Der Bürgermeister kann die Kritik nicht nachvollziehen
Auch „Vorläufig Festsetzungen bei Straftaten bis zum Eintreffen der Polizei“ sollen ihnen erlaubt werden. Ein „Ausweis“ und „einheitliche Kleidung könnte zur Kenntlichmachung dienen. Das Ordnungsamt sollte dem Verein „die Teilnahme am Sicherheitsgesprächen mit der Polizei“ ermöglichen und die Stadt ihnen kostenlose Räumlichkeiten stellen. Eine Aufwandsentschädigung für das Ehrenamt sei vorstellbar. Kurz: Hier sollte eine Bürgerwehr aufgebaut und mit Legitimation versehen werden.
Dass Peschek mit diesen Ideen und seinen Verbindungen nach ganz Rechts ins Rathaus eingeladen wurde, offenbart für Katharina König-Preuss von der Linken und Madeleine Henfling von den Grünen wenig „politisches Feingefühl“.
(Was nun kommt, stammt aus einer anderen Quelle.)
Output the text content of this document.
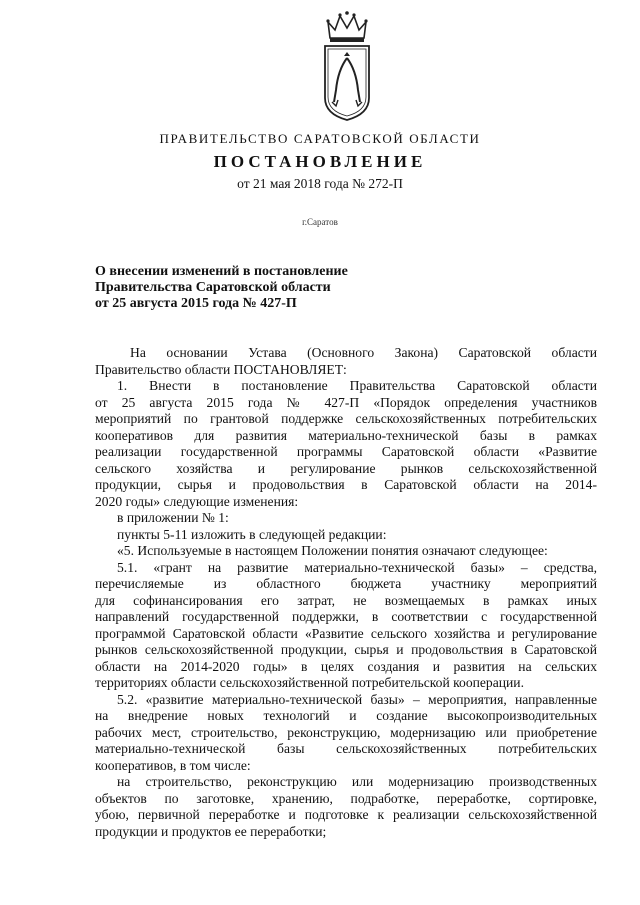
ПРАВИТЕЛЬСТВО САРАТОВСКОЙ ОБЛАСТИ
ПОСТАНОВЛЕНИЕ
от 21 мая 2018 года № 272-П
г.Саратов
О внесении изменений в постановление
Правительства Саратовской области
от 25 августа 2015 года № 427-П
На основании Устава (Основного Закона) Саратовской области
Правительство области ПОСТАНОВЛЯЕТ:
1. Внести в постановление Правительства Саратовской области
от 25 августа 2015 года № 427-П «Порядок определения участников
мероприятий по грантовой поддержке сельскохозяйственных потребительских
кооперативов для развития материально-технической базы в рамках
реализации государственной программы Саратовской области «Развитие
сельского хозяйства и регулирование рынков сельскохозяйственной
продукции, сырья и продовольствия в Саратовской области на 2014-
2020 годы» следующие изменения:
в приложении № 1:
пункты 5-11 изложить в следующей редакции:
«5. Используемые в настоящем Положении понятия означают следующее:
5.1. «грант на развитие материально-технической базы» – средства,
перечисляемые из областного бюджета участнику мероприятий
для софинансирования его затрат, не возмещаемых в рамках иных
направлений государственной поддержки, в соответствии с государственной
программой Саратовской области «Развитие сельского хозяйства и регулирование
рынков сельскохозяйственной продукции, сырья и продовольствия в Саратовской
области на 2014-2020 годы» в целях создания и развития на сельских
территориях области сельскохозяйственной потребительской кооперации.
5.2. «развитие материально-технической базы» – мероприятия, направленные
на внедрение новых технологий и создание высокопроизводительных
рабочих мест, строительство, реконструкцию, модернизацию или приобретение
материально-технической базы сельскохозяйственных потребительских
кооперативов, в том числе:
на строительство, реконструкцию или модернизацию производственных
объектов по заготовке, хранению, подработке, переработке, сортировке,
убою, первичной переработке и подготовке к реализации сельскохозяйственной
продукции и продуктов ее переработки;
In einem Offenen Brief an Pick kritisieren die beiden Landtagsabgeordneten den Umgang mit Pescheks Bürgerforum. Als ehemalige Mitglieder der NSU-Untersuchungsausschüsse in Thüringen seien sie entsetzt, dass Peschek zum Gespräch geladen wurde, um das vermeintliche Ordnungskonzept umzusetzen. Das Gesprächsangebot stelle „faktisch eine Unterstützung eines Neonazis dar“, so König-Preuss und Henfling. Mit dem „Ordnungskonzept“, so König-Preuss, würde sowohl das Thüringer Ordnungsbehördengesetz, als auch das Polizeiaufgabengesetzt gänzlich missachtet.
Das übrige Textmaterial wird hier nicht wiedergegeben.